Air
Cargo Germany, based in Frankfurt am Main, one of the most organized,
pioneer industry groups in the world, kicked off its 2012 monthly meetings
(January) with a look ahead delivered by industry expert Dirk Steiger,
President of Aviainform, a consulting company that works for several
air cargo companies in Europe.
Mr. Steiger outlined a view to what’s
new and next as this year unfolds.
The performance and extreme volatility
of global markets in 2011 were specific examples of increasing irrationality
when comparing various stock, bond, currency, and derivate market volumes
to global GDP. The latter was cited as 80 billion USD, whereas the US
GDP alone was 14.58 trillion USD in 2010, but the point was to illustrate
the out-of-kilter ratio of financial markets vis-à-vis real production.
Dirk Steiger also touched on the issue
of national debt, which is now a daily fact of life having risen at
alarming levels in the industrialized world; Japan and Greece lead the
over 100 percent of GDP league, the U.S., Ireland and Portugal are just
a fraction below the 100 percent high water mark, followed by Austria
and Germany at 10 percentage points lower, and lonely Sweden stands
as the only country at 40 percent—the shining star.
For aviation, Mr.
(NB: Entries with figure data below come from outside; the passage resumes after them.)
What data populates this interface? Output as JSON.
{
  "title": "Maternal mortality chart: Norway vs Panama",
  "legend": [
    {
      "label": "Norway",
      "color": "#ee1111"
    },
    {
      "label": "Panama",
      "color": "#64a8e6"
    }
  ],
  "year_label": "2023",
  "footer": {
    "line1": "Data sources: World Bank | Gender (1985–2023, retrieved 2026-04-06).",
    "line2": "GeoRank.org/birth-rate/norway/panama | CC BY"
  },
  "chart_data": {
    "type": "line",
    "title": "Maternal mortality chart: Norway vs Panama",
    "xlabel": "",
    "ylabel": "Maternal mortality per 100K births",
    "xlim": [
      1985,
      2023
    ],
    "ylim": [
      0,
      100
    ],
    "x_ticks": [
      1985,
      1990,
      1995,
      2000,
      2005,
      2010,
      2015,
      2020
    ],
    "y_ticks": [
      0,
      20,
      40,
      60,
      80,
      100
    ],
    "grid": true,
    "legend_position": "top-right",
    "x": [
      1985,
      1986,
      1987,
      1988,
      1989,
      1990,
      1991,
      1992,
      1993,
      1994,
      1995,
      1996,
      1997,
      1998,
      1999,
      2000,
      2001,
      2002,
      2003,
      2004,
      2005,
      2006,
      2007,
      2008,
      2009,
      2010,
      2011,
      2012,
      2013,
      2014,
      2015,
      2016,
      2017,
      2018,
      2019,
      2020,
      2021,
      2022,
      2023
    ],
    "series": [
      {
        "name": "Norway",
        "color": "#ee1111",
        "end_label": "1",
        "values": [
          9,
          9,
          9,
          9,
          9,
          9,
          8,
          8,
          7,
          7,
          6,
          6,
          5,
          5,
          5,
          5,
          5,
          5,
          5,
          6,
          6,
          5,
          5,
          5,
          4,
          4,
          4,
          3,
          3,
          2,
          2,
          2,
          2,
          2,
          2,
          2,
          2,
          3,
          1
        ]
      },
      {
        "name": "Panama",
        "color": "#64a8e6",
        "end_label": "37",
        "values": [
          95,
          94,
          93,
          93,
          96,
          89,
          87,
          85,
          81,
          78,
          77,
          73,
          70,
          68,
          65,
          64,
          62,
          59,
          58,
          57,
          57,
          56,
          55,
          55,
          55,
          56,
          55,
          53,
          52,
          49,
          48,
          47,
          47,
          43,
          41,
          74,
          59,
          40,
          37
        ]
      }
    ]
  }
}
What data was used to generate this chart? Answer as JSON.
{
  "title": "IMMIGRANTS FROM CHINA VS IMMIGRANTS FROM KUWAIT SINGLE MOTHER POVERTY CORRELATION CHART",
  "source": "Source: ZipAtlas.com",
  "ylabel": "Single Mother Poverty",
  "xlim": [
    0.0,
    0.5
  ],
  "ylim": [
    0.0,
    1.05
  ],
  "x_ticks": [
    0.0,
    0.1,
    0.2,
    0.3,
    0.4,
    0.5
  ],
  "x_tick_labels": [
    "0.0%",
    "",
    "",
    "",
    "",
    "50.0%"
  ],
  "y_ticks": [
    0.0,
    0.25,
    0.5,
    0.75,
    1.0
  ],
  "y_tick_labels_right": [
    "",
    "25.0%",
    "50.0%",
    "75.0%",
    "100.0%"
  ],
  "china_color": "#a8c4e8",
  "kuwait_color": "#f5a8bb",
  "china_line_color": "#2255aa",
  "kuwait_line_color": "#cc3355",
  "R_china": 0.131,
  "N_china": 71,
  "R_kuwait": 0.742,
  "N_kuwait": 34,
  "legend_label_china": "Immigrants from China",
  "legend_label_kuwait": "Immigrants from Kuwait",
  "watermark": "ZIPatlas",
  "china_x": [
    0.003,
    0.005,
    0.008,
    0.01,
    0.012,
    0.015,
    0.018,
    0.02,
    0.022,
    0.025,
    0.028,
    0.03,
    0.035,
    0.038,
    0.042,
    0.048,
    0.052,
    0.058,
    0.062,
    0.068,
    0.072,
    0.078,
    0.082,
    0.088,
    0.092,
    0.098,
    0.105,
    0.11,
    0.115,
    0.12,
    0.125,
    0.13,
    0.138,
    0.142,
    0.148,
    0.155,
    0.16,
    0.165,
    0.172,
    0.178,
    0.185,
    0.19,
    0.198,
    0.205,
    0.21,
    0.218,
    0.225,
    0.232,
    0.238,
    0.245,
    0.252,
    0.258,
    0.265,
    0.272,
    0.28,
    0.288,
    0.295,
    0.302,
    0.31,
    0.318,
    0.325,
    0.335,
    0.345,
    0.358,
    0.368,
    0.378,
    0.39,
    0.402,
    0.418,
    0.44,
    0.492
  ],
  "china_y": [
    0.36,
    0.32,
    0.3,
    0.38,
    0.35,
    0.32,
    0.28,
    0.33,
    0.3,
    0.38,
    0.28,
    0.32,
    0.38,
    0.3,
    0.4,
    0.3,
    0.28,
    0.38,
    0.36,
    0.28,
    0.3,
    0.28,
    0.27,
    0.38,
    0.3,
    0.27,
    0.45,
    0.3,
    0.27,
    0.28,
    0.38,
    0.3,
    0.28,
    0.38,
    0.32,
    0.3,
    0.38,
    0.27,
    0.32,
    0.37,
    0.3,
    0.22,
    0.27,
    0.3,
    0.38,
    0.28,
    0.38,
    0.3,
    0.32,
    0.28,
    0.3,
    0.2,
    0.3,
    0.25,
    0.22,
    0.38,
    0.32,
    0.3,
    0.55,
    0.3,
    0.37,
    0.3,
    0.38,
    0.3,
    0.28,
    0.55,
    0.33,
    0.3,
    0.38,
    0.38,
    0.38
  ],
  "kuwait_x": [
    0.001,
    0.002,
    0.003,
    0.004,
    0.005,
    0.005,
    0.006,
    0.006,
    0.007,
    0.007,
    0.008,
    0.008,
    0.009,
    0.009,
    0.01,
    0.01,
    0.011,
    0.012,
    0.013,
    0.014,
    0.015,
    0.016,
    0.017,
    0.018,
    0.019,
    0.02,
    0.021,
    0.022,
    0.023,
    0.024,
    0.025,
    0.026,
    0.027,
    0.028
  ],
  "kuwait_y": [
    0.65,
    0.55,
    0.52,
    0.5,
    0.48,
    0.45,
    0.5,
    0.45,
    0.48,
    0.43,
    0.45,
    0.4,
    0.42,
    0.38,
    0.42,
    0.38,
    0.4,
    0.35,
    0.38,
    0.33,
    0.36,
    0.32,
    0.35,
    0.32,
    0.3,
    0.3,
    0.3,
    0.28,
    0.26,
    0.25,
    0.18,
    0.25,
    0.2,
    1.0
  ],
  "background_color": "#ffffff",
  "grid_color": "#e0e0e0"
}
Steiger noted that the
strong, ongoing fluctuations in oil prices and the accompanying fuel
surcharges were at record levels through the last three quarters of
2011.
Speaking to the Frankfurt air cargo community,
which is now in the unaccustomed role of living with a night ban on
flights, Dirk Steiger also pointed out that the only two German airports
left without a night curfew were CGN and HHN.
Other major gateways living under the
ban now include FRA, MUC, DUS, BBI, HAM and LEJ with various degrees
of restrictions, Dirk Steiger said.
But as he pointed out, there are no such
flight bans at AMS, BRU, or CDG, nor are there signs of citizen rage
over airport noise.
Looking ahead at what has already become
a hot button topic this year, Dirk Steiger posed the question of whether
there is a future for all-cargo airlines with the recent trials of Cargoitalia
and Jade in the news.
While discussing the subject in some detail,
several key sources for information were listed, including Airbus, Boeing,
and IATA. Detailed charts referenced these sources expressed in FTK.
Thinking about it is intriguing, because,
indeed, load factors and FTK are usually present in the big scheme of
revenue management, yet profitability and CRM-based measurements are
far more meaningful and critical to a carrier’s bottom line.
As an example, a flight with 100 percent
load factor up to maximum takeoff weight is neither a guarantee nor
an indication of the revenue picture.
In fact, a lower load factor with the
highest yielding cargo is far more profitable.
Better yield also contributes to burning
less fuel.
In 2012, just look at the number of airlines
that have instituted global account management whereby a large multinational
customer is seen by the value of its total contribution rather than
strictly O/D (origin/destination).
Otherwise the Avianinform freight market
outlook went all the way out to 2036, with some rather sharp swings
in most global markets projected for certain commodities during the
period 2025-2027.
How much that reveals about how 2012 will
turn out is anybody’s guess.
Recent conversations with a few cargo
chiefs that FlyingTypers has conducted converged on this year’s
promise and how to keep results at no worse than 2011.
The size of the cargo pie is finite; the
battle is for how to win, maintain and grow one’s share of it.